What a wonderful idea. We really love them. So let’s generalize. A Docker container is an instantiation of an immutable part of the system. Why does that have to be restricted to machine-like things? Surely we can “containerize” entire sub-systems. We can have containers that represent multiple services, or security configurations, partial deployments, or traffic flows. These containers contain child containers, that define more detailed aspects of the system. let’s make it containers all the way down. All the container definitions are under version control. With this new concept of containers, you can implement that second part of homeostasis – returning the system to the desired state. Once you have the “diff”, you can be clever about how you instantiate containers at all levels of the system. There are lots of algorithmic possibilities, from fast deploys, to ultra-safe “risk minimizers”.

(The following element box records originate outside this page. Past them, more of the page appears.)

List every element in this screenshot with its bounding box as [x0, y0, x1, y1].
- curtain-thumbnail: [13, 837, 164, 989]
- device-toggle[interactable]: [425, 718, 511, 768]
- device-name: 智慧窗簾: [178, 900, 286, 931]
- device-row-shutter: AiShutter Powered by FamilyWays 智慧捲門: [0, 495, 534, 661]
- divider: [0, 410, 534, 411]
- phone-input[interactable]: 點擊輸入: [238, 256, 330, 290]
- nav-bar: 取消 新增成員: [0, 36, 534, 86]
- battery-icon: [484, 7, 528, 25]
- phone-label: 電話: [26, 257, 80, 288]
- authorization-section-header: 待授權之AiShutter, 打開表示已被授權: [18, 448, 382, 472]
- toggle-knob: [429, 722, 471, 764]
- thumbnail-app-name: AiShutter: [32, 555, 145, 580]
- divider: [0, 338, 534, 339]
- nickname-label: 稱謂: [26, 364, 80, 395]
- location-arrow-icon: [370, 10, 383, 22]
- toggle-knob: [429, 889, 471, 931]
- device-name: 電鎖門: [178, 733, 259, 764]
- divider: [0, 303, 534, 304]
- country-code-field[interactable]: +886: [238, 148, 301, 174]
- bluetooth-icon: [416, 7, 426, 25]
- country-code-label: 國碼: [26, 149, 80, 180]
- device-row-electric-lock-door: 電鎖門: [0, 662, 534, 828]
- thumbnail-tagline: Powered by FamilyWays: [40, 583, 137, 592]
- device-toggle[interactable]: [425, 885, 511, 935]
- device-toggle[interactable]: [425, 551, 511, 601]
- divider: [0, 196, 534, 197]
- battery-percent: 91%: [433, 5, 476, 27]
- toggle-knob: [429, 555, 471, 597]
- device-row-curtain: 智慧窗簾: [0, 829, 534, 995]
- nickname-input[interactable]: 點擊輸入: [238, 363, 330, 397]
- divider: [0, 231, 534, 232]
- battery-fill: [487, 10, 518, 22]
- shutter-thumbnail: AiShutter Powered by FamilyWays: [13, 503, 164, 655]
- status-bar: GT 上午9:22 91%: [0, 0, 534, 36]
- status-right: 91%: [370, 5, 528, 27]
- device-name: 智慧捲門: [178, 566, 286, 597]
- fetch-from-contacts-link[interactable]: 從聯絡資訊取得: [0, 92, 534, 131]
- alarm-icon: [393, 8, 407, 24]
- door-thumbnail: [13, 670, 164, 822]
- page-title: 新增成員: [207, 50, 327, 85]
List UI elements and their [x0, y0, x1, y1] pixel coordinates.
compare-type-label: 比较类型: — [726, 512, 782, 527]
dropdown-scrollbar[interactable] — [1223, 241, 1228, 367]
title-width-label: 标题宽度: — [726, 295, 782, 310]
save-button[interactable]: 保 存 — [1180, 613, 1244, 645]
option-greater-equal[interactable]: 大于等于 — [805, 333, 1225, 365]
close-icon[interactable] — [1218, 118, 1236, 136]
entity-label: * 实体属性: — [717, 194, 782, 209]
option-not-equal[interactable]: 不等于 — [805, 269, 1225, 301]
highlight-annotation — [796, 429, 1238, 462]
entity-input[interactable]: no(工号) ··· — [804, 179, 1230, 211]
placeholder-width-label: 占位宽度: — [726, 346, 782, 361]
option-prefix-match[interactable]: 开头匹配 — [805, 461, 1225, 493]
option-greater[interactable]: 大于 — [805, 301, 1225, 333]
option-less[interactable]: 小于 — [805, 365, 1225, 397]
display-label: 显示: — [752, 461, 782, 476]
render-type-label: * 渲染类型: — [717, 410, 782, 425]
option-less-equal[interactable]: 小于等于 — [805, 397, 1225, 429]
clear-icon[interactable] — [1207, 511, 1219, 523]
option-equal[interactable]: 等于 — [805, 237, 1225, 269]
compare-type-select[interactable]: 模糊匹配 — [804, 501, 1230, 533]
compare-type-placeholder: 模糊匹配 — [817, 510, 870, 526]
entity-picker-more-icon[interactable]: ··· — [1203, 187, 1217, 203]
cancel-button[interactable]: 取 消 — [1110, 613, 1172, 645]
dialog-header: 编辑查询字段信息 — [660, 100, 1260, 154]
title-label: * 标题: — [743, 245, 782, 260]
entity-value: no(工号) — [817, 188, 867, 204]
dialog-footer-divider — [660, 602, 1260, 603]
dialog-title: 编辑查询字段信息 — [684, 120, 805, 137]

So this is our vision at nearForm.
We’ve been building this new deployer and using it on client projects for most of 2014. We’ve taken the decision to open-source our work. It’s early days, and we’re going to need help to achieve the full vision. We think it’s the right combination of philosophy and practicality to really make a difference to the real-world problems that dev-ops face day-to-day.
The nearForm Deployer has changed our lives. It’s made deployments fun, and it helps us move really, really fast. We’ve decided to keep building it out as a full open-source deployment solution.